Bir başka şekilde ifade etmek gerekirse çocuğun yüksek menfaatlerini ihlal etmemek kaydıyla eşler, çocuğun eğitimi, bakımı, yaşanılacak şehir, ülke gibi konularda diğer eşin rızasına ihtiyaç bulunmaksızın her türlü kararı alabilir.
Bu hususta en sık karşılaştığımız husus, müşterek çocuğun velayeti kendisine verilen eş, Yurtdışına beraberinde gitmek istediği takdirde müşterek çocuğu götürüp götüremeyeceği sorunudur.

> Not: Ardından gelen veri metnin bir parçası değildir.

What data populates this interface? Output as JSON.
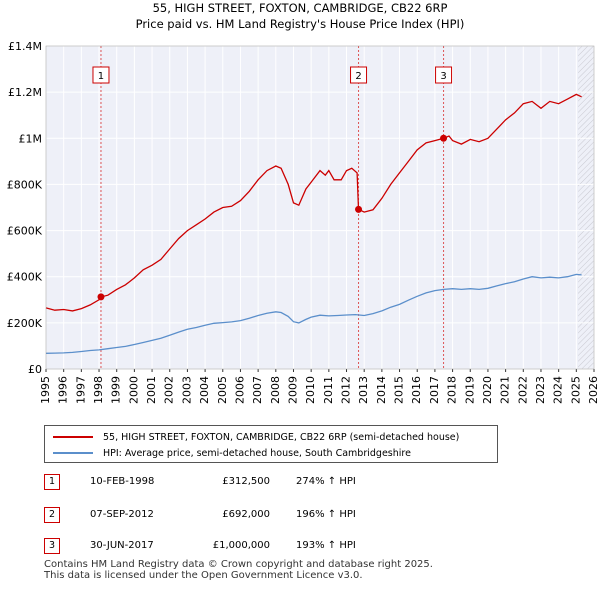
{
  "chart_data": {
    "type": "line",
    "title": "55, HIGH STREET, FOXTON, CAMBRIDGE, CB22 6RP",
    "subtitle": "Price paid vs. HM Land Registry's House Price Index (HPI)",
    "xlim": [
      1995,
      2026
    ],
    "ylim": [
      0,
      1400000
    ],
    "x_ticks": [
      "1995",
      "1996",
      "1997",
      "1998",
      "1999",
      "2000",
      "2001",
      "2002",
      "2003",
      "2004",
      "2005",
      "2006",
      "2007",
      "2008",
      "2009",
      "2010",
      "2011",
      "2012",
      "2013",
      "2014",
      "2015",
      "2016",
      "2017",
      "2018",
      "2019",
      "2020",
      "2021",
      "2022",
      "2023",
      "2024",
      "2025",
      "2026"
    ],
    "y_ticks": [
      {
        "value": 0,
        "label": "£0"
      },
      {
        "value": 200000,
        "label": "£200K"
      },
      {
        "value": 400000,
        "label": "£400K"
      },
      {
        "value": 600000,
        "label": "£600K"
      },
      {
        "value": 800000,
        "label": "£800K"
      },
      {
        "value": 1000000,
        "label": "£1M"
      },
      {
        "value": 1200000,
        "label": "£1.2M"
      },
      {
        "value": 1400000,
        "label": "£1.4M"
      }
    ],
    "grid": true,
    "forecast_start": 2025.1,
    "series": [
      {
        "name": "55, HIGH STREET, FOXTON, CAMBRIDGE, CB22 6RP (semi-detached house)",
        "color": "#cc0000",
        "points": [
          [
            1995.0,
            265000
          ],
          [
            1995.5,
            255000
          ],
          [
            1996.0,
            258000
          ],
          [
            1996.5,
            252000
          ],
          [
            1997.0,
            262000
          ],
          [
            1997.5,
            278000
          ],
          [
            1998.0,
            300000
          ],
          [
            1998.11,
            312500
          ],
          [
            1998.5,
            320000
          ],
          [
            1999.0,
            345000
          ],
          [
            1999.5,
            365000
          ],
          [
            2000.0,
            395000
          ],
          [
            2000.5,
            430000
          ],
          [
            2001.0,
            450000
          ],
          [
            2001.5,
            475000
          ],
          [
            2002.0,
            520000
          ],
          [
            2002.5,
            565000
          ],
          [
            2003.0,
            600000
          ],
          [
            2003.5,
            625000
          ],
          [
            2004.0,
            650000
          ],
          [
            2004.5,
            680000
          ],
          [
            2005.0,
            700000
          ],
          [
            2005.5,
            705000
          ],
          [
            2006.0,
            730000
          ],
          [
            2006.5,
            770000
          ],
          [
            2007.0,
            820000
          ],
          [
            2007.5,
            860000
          ],
          [
            2008.0,
            880000
          ],
          [
            2008.3,
            870000
          ],
          [
            2008.7,
            800000
          ],
          [
            2009.0,
            720000
          ],
          [
            2009.3,
            710000
          ],
          [
            2009.7,
            780000
          ],
          [
            2010.0,
            810000
          ],
          [
            2010.5,
            860000
          ],
          [
            2010.8,
            840000
          ],
          [
            2011.0,
            860000
          ],
          [
            2011.3,
            820000
          ],
          [
            2011.7,
            820000
          ],
          [
            2012.0,
            860000
          ],
          [
            2012.3,
            870000
          ],
          [
            2012.6,
            850000
          ],
          [
            2012.68,
            692000
          ],
          [
            2013.0,
            680000
          ],
          [
            2013.5,
            690000
          ],
          [
            2014.0,
            740000
          ],
          [
            2014.5,
            800000
          ],
          [
            2015.0,
            850000
          ],
          [
            2015.5,
            900000
          ],
          [
            2016.0,
            950000
          ],
          [
            2016.5,
            980000
          ],
          [
            2017.0,
            990000
          ],
          [
            2017.49,
            1000000
          ],
          [
            2017.8,
            1010000
          ],
          [
            2018.0,
            990000
          ],
          [
            2018.5,
            975000
          ],
          [
            2019.0,
            995000
          ],
          [
            2019.5,
            985000
          ],
          [
            2020.0,
            1000000
          ],
          [
            2020.5,
            1040000
          ],
          [
            2021.0,
            1080000
          ],
          [
            2021.5,
            1110000
          ],
          [
            2022.0,
            1150000
          ],
          [
            2022.5,
            1160000
          ],
          [
            2023.0,
            1130000
          ],
          [
            2023.5,
            1160000
          ],
          [
            2024.0,
            1150000
          ],
          [
            2024.5,
            1170000
          ],
          [
            2025.0,
            1190000
          ],
          [
            2025.3,
            1180000
          ]
        ]
      },
      {
        "name": "HPI: Average price, semi-detached house, South Cambridgeshire",
        "color": "#5b8fcb",
        "points": [
          [
            1995.0,
            68000
          ],
          [
            1995.5,
            69000
          ],
          [
            1996.0,
            70000
          ],
          [
            1996.5,
            72000
          ],
          [
            1997.0,
            76000
          ],
          [
            1997.5,
            80000
          ],
          [
            1998.0,
            83000
          ],
          [
            1998.5,
            88000
          ],
          [
            1999.0,
            93000
          ],
          [
            1999.5,
            98000
          ],
          [
            2000.0,
            106000
          ],
          [
            2000.5,
            115000
          ],
          [
            2001.0,
            124000
          ],
          [
            2001.5,
            133000
          ],
          [
            2002.0,
            146000
          ],
          [
            2002.5,
            160000
          ],
          [
            2003.0,
            172000
          ],
          [
            2003.5,
            180000
          ],
          [
            2004.0,
            190000
          ],
          [
            2004.5,
            198000
          ],
          [
            2005.0,
            201000
          ],
          [
            2005.5,
            204000
          ],
          [
            2006.0,
            210000
          ],
          [
            2006.5,
            220000
          ],
          [
            2007.0,
            232000
          ],
          [
            2007.5,
            242000
          ],
          [
            2008.0,
            248000
          ],
          [
            2008.3,
            245000
          ],
          [
            2008.7,
            228000
          ],
          [
            2009.0,
            205000
          ],
          [
            2009.3,
            200000
          ],
          [
            2009.7,
            215000
          ],
          [
            2010.0,
            225000
          ],
          [
            2010.5,
            233000
          ],
          [
            2011.0,
            230000
          ],
          [
            2011.5,
            232000
          ],
          [
            2012.0,
            234000
          ],
          [
            2012.5,
            236000
          ],
          [
            2013.0,
            232000
          ],
          [
            2013.5,
            240000
          ],
          [
            2014.0,
            252000
          ],
          [
            2014.5,
            268000
          ],
          [
            2015.0,
            280000
          ],
          [
            2015.5,
            298000
          ],
          [
            2016.0,
            315000
          ],
          [
            2016.5,
            330000
          ],
          [
            2017.0,
            340000
          ],
          [
            2017.5,
            345000
          ],
          [
            2018.0,
            348000
          ],
          [
            2018.5,
            345000
          ],
          [
            2019.0,
            348000
          ],
          [
            2019.5,
            345000
          ],
          [
            2020.0,
            350000
          ],
          [
            2020.5,
            360000
          ],
          [
            2021.0,
            370000
          ],
          [
            2021.5,
            378000
          ],
          [
            2022.0,
            390000
          ],
          [
            2022.5,
            400000
          ],
          [
            2023.0,
            395000
          ],
          [
            2023.5,
            398000
          ],
          [
            2024.0,
            395000
          ],
          [
            2024.5,
            400000
          ],
          [
            2025.0,
            410000
          ],
          [
            2025.3,
            408000
          ]
        ]
      }
    ],
    "sales": [
      {
        "label": "1",
        "x": 1998.11,
        "price": 312500
      },
      {
        "label": "2",
        "x": 2012.68,
        "price": 692000
      },
      {
        "label": "3",
        "x": 2017.49,
        "price": 1000000
      }
    ]
  },
  "legend": {
    "property": "55, HIGH STREET, FOXTON, CAMBRIDGE, CB22 6RP (semi-detached house)",
    "hpi": "HPI: Average price, semi-detached house, South Cambridgeshire"
  },
  "transactions": [
    {
      "num": "1",
      "date": "10-FEB-1998",
      "price": "£312,500",
      "hpi": "274% ↑ HPI"
    },
    {
      "num": "2",
      "date": "07-SEP-2012",
      "price": "£692,000",
      "hpi": "196% ↑ HPI"
    },
    {
      "num": "3",
      "date": "30-JUN-2017",
      "price": "£1,000,000",
      "hpi": "193% ↑ HPI"
    }
  ],
  "footer": {
    "line1": "Contains HM Land Registry data © Crown copyright and database right 2025.",
    "line2": "This data is licensed under the Open Government Licence v3.0."
  },
  "colors": {
    "property": "#cc0000",
    "hpi": "#5b8fcb",
    "grid": "#ffffff",
    "plot_bg": "#eef0f8"
  }
}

Yargıtay uygulamasında da kabul edildiği üzere mahkemece verilen boşanma ya da ayrılık kararı ile müşterek çocuğun velayeti eşlerden bir tanesine verilmekte, diğer eş ile çocuk arasında kişisel ilişki kurulmaktadır.Velayet görev ve yetkisi kendisine verilen eş, müşterek çocuğu yurtdışına götürebilir. Bunun için diğer eşin rızasına ihtiyaç bulunmamaktadır.
Özetlemek gerekirse;
- Velayeti kendisine verilen eş, çocuğu yurtdışına geçici ya da kalıcı olarak beraberinde götürebilmektedir.
- Bunun için diğer eşin rızasına ihtiyaç bulunmamaktadır.

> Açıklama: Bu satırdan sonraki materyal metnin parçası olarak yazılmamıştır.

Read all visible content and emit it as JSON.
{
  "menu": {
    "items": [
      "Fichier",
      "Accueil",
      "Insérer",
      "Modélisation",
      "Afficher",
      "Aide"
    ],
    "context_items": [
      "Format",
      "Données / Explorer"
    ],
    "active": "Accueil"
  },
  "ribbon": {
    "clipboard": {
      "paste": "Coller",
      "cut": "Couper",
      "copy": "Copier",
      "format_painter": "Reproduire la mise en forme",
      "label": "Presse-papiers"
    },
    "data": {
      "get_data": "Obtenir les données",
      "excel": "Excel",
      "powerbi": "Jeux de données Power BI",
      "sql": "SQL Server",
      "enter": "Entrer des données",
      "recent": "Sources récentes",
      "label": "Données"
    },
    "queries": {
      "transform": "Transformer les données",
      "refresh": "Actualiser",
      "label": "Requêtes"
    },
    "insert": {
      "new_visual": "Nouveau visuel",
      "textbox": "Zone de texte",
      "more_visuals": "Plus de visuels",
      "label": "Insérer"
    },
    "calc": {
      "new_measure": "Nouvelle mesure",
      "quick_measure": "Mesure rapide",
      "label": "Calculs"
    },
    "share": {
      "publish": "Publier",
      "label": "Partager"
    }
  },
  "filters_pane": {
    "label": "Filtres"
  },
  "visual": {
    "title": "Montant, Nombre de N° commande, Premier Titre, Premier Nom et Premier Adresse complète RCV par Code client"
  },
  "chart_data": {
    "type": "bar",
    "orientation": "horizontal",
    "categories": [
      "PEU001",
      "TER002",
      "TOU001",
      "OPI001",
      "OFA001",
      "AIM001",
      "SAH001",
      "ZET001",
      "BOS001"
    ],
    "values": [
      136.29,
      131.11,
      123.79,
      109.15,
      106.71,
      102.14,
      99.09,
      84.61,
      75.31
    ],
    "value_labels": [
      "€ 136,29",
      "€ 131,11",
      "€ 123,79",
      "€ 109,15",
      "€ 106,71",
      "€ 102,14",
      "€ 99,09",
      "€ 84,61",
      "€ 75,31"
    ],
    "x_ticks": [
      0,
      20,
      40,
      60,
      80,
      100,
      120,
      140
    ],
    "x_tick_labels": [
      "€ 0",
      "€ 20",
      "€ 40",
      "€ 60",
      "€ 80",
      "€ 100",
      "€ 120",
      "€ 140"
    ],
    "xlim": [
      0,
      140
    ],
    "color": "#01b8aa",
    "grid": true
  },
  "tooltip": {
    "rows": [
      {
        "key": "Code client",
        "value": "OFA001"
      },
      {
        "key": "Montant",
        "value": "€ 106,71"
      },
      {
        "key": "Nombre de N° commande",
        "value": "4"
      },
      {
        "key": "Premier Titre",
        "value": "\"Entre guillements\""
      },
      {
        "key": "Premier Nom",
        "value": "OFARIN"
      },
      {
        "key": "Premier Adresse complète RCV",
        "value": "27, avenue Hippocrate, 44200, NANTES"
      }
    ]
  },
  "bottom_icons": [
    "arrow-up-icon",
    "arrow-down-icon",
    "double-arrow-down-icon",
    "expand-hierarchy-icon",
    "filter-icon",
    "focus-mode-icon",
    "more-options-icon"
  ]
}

- Mahkemeden de bir karar alınmasına gerek bulunmamaktadır.
- Müşterek çocuk için diğer eşin rızası bulunmaması nedenine dayalı olarak vize verilmemesi halinde, diğer eşin rızasının bulunmaması durumunda mahkemeden bu yönde karar verilmesi istenmelidir.
Müşterek Çocuğun Yurtdışına Çıkış İzni Nedir?
Müşterek çocuğun yurtdışına çıkış izni, çocuğun anne veya babasıyla yahut tek başına yurtdışına çıkması durumunda onay alınması durumunu ifade etmektedir. Uygulamada bu husus, daha sık şekliyle velayeti annede olan çocuğun baba onayı olmaksızın yurtdışına çıkışı şeklinde karşımıza çıkmaktadır. Bu durumda babadan onay alınıp alınmayacağı sorusu gündeme gelmektedir.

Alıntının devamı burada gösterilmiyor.